Et comment ne pas se mentionner le propos perfide de Diderot, dans Additions VIII: "Egaré dans une forêt immense pendant la nuit, je n'ai qu'une petite lumière pour me conduire; survient un inconnu qui me dit: Mon ami, souffle la chandelle pour mieux trouver ton chemin. Cet inconnu était un théologien" (NDLR peut-être un évêque).

Jonathan: disposer de son propre temps est certainement le rêve impossible.

Rab Alchikh: mais c'est également un rêve redoutable. Un rêve insoutenable surtout. Car, en fait, ce n'est pas nous qui disposons du temps. C'est le Temps qui dispose de nous. L'Autre qui est Dieu fait-il encore partie de notre organisation quand l'autre tout court n'y figure plus?

v 12
J'en ai conclu qu'il n'y a rien de mieux pour chacun des hommes que de rechercher le plaisir et de vivre dans le bien-être.

Jonathan: l'existence humaine se déroule tout entière sous le signe de l'incertitude.

Rabbi: gratifié du sens de la durée, l'homme ne peut maîtriser cette durée, ni par ses initiatives, ni par la connaissance de l'avenir, ni même par l'intelligence de l'enchaînement des temps. La réponse à la question du bonheur en découle tout naturellement. La jouissance effective du bonheur est affectée de la même incertitude. La possibilité du bonheur s'inscrit dans les limites étroites de l'existence, alors que, dans sa faculté d'envisager l'avenir, l'homme voudrait faire sauter ces limites. La possession est éphémère, la propriété est régie par le temps, les trésors ne sont bons que si on en jouit et qu'on les utilise comme moyens pour accomplir de bonnes actions. Et la menace permanente de la mort vient encore troubler ces perspectives restreintes.
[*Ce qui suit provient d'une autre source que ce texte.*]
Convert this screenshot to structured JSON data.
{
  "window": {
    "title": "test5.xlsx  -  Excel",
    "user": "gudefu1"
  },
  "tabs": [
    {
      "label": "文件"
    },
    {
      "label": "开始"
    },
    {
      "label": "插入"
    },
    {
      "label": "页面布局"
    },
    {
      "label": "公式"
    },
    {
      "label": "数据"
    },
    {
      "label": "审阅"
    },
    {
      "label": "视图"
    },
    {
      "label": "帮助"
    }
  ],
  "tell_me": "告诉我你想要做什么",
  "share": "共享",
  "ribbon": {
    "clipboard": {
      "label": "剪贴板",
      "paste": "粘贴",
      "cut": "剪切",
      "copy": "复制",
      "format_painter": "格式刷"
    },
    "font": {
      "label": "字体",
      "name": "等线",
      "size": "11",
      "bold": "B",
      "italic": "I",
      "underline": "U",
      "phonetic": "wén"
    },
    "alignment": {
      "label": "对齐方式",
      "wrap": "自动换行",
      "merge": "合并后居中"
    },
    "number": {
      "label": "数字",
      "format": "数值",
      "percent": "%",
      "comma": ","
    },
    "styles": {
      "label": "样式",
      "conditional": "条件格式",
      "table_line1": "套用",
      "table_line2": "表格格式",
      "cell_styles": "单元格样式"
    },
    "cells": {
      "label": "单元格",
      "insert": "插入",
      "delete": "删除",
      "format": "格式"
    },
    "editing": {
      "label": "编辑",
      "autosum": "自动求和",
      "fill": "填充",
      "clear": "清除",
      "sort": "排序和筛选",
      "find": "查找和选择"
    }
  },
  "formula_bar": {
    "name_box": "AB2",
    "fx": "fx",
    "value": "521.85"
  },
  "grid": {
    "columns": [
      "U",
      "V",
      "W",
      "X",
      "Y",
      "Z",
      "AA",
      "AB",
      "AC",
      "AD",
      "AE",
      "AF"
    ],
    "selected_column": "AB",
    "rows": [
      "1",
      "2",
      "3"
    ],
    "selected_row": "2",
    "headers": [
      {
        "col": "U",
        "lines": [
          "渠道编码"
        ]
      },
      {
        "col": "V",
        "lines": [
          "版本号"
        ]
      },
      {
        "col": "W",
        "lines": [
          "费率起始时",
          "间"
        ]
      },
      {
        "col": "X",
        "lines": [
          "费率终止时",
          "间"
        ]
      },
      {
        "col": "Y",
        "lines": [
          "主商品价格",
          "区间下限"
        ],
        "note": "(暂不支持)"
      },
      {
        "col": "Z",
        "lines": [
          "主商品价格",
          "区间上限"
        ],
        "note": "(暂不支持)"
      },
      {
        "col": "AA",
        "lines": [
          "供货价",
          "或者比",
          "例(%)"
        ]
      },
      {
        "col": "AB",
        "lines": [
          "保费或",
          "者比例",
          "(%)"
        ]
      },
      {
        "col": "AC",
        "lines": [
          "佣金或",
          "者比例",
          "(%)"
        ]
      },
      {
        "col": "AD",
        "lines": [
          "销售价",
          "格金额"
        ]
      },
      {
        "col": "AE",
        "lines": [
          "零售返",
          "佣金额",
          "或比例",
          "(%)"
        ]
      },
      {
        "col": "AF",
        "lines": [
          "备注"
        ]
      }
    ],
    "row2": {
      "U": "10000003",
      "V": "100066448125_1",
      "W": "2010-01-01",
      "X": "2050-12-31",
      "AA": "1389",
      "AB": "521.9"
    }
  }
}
Il reste qu'il faut rechercher le bonheur simple de tous les jours.

v 13
Vraiment, tout homme qui mange, qui boit et qui trouve le bonheur dans les fruits de son travail, cela est un don de Dieu.

Jonathan: l'homme, qui est si peu de chose, doit se garder d'oublier qu'il est homme.

Rabbi: pour vivre dans le bien-être et trouver le bonheur simple du quotidien, il faut se faire plaisir en recevant de Dieu lui-même le bonheur à ras de terre qui vient, au jour le jour, du travail bien fait, du manger, du boire, de l'amour. Ce sont les symboles des joies familiales et du bonheur domestique ordinaire.

Mais le travail peut aussi être parfaitement stérile et dévalorisant.

v 14
J'ai compris que tout ce que Dieu fait existera pour toujours. On ne peut rien y ajouter ni rien en retrancher: Dieu agit de telle manière que les hommes reconnaissent sa souveraineté.

Jonathan: cet aphorisme est-il compatible avec la vertu inventive et innovatrice de l'histoire ?

Rabbi: la création de Dieu est parfaite, inviolable et éternelle. L'oeuvre de Dieu n'est pas soumise aux fluctuations du temps Le Ps 33:11 le confirme: "Le plan du Seigneur subsiste d'âge en âge" et n'admet pas de retouches. Le Siracide 18:6 précise :"On n'y peut rien ajouter ni retrancher"*. C'est une vision de la pérennité divine dominant l'irrémédiable instabilité des choses qui passent. Ce qui ne veut pas dire que son oeuvre est statique.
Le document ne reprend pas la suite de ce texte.